When we finally pulled up to the abandoned waterpark, we both realized we hadn’t thought through whether we would be able to enter it. Sure enough, there was a makeshift entrance made of rocks that we climbed over and sauntered on through. I thought we were alone at first and slightly jumped as a man on what appeared to be a motorized longboard zipped by. It took me a while to realize there were two folks filming themselves skating with gopros.
The amount of graffiti was nearly overwhelming and the whole place felt pretty eery yet fascinating. It’s as if the graffiti made the dark hallways and torn apart buildings more approachable. I don’t think I would have been as adventurous in exploring every part of the park if it wasn’t for the creativity found in every nook and cranny. We both commented out loud wondering what this place must have been like in it’s prime. When was it closed down? Why? I highly recommend a read through the wikipedia page. Funny enough, I drive a mini cooper and Tony Hawk filmed a mini ad here in the last couple of years.

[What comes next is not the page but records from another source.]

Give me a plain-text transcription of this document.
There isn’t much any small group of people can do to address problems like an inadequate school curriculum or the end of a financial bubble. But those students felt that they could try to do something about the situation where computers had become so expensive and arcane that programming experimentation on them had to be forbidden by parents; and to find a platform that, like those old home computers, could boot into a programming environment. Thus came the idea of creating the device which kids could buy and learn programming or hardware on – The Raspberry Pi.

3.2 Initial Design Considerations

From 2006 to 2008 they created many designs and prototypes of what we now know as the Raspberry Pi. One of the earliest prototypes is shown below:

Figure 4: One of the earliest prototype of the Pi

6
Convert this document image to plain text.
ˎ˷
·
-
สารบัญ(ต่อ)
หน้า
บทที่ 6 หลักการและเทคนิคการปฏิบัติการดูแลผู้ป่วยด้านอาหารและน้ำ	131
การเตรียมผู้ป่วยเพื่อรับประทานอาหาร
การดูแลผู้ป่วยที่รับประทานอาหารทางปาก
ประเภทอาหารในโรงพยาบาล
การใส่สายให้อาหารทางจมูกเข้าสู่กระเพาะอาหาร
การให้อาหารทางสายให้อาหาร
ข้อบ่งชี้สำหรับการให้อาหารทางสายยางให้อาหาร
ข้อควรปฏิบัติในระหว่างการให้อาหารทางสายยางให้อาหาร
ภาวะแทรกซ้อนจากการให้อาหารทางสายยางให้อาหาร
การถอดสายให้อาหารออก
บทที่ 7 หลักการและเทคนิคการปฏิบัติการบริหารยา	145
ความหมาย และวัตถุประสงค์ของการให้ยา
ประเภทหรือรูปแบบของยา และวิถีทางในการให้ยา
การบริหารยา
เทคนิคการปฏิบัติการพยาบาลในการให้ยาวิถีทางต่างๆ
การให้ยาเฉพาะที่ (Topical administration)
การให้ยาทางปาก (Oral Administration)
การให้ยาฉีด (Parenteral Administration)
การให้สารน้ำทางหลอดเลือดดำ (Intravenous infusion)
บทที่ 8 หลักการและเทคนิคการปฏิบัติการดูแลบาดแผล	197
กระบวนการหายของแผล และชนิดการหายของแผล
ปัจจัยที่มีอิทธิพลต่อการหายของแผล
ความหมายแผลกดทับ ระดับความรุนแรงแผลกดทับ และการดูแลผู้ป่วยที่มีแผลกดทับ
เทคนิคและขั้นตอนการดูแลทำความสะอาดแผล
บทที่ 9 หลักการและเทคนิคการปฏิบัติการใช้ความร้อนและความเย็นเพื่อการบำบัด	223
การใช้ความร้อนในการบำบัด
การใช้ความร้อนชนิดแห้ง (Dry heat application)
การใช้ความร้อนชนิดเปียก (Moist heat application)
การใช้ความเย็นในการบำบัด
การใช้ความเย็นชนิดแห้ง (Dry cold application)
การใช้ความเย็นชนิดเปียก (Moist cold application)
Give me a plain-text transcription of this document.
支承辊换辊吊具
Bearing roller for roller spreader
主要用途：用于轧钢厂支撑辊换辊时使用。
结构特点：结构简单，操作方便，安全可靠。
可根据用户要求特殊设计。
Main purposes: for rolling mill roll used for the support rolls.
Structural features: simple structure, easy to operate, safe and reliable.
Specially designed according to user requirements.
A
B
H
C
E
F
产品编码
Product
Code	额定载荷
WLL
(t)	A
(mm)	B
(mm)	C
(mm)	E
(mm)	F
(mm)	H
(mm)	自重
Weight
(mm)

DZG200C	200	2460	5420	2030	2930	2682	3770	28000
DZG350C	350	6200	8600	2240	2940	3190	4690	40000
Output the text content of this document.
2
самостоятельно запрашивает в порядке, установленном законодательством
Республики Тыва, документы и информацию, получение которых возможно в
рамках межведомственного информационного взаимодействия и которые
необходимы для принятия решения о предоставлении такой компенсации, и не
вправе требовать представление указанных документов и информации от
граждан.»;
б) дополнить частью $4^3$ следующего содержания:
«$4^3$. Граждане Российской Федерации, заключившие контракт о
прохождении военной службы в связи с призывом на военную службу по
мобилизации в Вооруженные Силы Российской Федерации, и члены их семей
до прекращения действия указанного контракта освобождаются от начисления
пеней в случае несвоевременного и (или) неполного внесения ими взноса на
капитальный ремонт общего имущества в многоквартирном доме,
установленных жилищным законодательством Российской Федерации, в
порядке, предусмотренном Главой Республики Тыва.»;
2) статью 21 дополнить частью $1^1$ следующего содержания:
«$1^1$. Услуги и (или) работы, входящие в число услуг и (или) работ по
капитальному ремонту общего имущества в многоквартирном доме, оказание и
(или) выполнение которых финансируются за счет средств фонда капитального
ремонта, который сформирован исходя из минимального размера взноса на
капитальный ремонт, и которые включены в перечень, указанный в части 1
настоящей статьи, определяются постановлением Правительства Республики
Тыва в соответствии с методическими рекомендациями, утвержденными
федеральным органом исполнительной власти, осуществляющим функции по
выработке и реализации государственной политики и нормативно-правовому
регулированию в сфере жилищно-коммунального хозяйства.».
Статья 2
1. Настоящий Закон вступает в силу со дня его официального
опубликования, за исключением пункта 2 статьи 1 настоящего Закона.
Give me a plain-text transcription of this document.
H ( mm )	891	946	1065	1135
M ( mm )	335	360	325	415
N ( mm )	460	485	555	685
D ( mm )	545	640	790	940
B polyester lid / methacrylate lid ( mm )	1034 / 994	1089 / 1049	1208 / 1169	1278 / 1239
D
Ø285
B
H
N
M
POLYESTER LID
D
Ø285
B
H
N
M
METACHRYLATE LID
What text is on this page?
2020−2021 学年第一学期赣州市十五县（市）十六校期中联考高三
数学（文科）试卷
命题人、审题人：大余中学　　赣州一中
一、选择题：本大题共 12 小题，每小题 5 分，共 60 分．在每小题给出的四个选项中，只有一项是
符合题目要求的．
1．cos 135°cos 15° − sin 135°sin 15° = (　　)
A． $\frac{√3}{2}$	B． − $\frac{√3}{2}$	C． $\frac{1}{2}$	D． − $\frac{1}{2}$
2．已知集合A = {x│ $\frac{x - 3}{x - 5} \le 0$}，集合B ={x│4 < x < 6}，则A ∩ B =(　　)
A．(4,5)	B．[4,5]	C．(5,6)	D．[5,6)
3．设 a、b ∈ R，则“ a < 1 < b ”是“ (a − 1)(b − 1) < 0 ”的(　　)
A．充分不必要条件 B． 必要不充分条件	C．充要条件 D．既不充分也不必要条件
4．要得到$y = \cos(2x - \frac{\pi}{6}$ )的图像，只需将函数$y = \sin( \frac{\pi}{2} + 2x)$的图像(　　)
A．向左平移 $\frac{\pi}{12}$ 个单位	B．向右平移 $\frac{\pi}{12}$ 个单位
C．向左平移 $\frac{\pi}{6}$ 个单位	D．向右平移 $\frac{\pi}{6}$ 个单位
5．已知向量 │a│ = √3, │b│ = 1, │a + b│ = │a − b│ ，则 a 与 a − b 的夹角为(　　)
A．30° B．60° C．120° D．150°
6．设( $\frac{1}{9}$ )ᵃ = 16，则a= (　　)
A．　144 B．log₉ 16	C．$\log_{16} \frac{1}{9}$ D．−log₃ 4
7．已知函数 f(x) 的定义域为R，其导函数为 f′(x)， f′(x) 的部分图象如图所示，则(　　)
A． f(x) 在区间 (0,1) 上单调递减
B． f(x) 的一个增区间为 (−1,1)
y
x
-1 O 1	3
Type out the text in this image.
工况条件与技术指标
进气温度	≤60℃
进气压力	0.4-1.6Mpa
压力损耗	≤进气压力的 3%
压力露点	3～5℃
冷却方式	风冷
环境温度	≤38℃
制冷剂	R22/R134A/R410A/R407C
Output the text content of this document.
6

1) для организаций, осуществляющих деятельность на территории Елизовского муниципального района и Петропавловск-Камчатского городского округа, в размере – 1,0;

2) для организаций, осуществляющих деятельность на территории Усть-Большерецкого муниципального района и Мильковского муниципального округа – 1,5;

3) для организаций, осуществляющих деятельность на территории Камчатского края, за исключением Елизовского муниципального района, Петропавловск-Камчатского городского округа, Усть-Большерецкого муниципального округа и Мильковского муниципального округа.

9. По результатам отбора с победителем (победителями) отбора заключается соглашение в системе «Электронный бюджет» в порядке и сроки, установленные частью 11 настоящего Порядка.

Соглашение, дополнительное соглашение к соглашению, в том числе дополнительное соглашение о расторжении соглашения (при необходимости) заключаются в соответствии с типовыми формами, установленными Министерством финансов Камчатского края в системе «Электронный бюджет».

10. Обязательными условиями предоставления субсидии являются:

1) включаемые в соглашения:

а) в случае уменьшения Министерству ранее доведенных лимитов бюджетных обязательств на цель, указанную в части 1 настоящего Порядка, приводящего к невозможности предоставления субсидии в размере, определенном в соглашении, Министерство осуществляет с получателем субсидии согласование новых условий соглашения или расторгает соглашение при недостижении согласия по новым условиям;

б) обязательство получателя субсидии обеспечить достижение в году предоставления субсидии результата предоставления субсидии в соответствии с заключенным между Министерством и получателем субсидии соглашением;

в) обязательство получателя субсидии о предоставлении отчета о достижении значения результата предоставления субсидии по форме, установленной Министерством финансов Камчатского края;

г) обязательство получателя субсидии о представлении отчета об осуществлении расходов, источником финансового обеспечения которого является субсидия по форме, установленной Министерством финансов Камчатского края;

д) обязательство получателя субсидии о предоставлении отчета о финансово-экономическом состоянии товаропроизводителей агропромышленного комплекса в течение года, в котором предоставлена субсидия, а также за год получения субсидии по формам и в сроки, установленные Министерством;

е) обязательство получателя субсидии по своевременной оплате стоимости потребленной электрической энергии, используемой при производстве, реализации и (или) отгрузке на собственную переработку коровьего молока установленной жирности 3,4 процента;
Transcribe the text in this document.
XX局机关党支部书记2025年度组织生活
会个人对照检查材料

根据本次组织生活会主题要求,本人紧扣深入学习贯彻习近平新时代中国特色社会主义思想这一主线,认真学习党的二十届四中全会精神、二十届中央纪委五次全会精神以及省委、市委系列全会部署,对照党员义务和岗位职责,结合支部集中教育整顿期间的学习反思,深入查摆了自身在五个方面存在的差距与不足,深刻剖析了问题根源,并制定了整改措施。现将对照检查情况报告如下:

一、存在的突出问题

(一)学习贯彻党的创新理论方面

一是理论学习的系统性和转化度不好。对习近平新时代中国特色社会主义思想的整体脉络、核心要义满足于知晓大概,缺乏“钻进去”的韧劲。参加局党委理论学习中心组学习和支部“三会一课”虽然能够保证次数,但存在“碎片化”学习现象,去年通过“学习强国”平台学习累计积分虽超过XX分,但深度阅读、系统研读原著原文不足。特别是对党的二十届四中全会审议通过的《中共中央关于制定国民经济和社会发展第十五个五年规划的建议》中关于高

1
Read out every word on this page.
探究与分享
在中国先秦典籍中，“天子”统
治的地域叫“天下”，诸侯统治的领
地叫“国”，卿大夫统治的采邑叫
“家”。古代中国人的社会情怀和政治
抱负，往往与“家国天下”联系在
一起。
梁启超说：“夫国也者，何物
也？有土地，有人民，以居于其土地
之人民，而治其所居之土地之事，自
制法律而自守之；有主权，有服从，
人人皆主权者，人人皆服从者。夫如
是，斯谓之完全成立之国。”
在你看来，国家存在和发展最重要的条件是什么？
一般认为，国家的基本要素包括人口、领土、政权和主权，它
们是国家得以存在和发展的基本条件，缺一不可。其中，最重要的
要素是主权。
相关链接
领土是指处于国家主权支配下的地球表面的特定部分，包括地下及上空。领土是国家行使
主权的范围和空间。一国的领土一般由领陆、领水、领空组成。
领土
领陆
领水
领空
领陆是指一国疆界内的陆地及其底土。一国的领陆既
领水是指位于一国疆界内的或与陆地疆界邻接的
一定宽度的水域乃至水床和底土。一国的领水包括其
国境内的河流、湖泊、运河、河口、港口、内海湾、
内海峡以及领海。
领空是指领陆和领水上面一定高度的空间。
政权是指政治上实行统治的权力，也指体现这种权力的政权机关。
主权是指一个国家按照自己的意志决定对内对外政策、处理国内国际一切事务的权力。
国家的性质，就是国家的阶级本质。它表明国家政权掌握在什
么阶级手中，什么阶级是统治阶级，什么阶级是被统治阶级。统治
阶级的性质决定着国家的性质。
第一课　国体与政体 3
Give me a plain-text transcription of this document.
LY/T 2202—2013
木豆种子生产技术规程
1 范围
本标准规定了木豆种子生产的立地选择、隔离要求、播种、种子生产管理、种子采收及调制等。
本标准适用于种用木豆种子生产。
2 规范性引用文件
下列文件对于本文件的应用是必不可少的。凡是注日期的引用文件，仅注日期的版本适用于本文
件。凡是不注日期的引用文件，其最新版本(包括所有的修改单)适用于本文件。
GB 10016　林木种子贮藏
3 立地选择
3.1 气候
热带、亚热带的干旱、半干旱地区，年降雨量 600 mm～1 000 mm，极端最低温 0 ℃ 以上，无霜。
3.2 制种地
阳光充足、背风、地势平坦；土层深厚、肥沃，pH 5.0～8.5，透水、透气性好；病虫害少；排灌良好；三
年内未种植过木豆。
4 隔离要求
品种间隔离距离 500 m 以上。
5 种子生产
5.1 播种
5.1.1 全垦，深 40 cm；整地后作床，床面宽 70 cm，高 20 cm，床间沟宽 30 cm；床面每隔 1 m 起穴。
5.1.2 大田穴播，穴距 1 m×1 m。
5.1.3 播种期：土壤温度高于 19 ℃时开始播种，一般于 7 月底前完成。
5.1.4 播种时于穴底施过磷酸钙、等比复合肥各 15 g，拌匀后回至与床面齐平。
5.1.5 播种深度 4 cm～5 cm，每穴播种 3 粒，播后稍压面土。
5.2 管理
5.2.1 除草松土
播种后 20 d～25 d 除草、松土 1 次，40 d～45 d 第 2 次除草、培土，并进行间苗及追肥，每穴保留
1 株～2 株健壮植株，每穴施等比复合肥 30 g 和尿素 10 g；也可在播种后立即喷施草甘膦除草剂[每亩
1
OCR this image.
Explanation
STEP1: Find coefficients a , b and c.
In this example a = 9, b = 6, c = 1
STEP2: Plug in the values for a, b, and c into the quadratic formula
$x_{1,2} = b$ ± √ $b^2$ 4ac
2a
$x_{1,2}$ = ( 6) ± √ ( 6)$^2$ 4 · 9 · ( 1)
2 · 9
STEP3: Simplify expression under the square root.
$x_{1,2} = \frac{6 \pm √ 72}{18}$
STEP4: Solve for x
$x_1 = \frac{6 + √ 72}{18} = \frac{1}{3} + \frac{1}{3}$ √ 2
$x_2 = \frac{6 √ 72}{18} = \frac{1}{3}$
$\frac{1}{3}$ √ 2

At one point, I impulsively decided that one of the ladders on one of the buildings was low enough that I could pull up my way into climbing it. I still don’t exactly know how I finagled it but fake it til you make it?! I got to the top not thinking much about the fact that god knows if the roof is in any way sturdy. It was quiet and beautiful – cars sleepily passing by, mountains stubbornly staying in their places, the desert looking so unforgiving and enticing all at once. It was one of those “Make note of this” moments.
After taking all the pictures our hearts could desire, we headed back to the car and onto Elmer’s Bottle Tree Ranch. I literally knew nothing about this place beyond the fact someone somewhere on the internet said it was worthwhile stopping at. Apparently, this is Elmer and he’s spent the last 15 years building up this free stop. Humans can be pretty cool sometimes 🙂
My favorite part about this stop was that you missed some really obvious things on first glance. Right near the entrance, there’s a run down jeep that Ryan and I walked RIGHT past without even noticing it at first. Or the fact that there were tons of beautiful, old typewriters all over the place. At one point, I wandered to a different area only to be immersed in wind chimes. It was really quite strange but the level of detail made you want to stay for way longer than you’d expect.
We trekked on as simply as we came – weaving in and out of conversations and cars all the same.
One response to “what happens after vegas”
Thanks for sharing! I’ve made the drive between Vegas and Orange County hundreds of times, but have never stopped to see these really cool spots.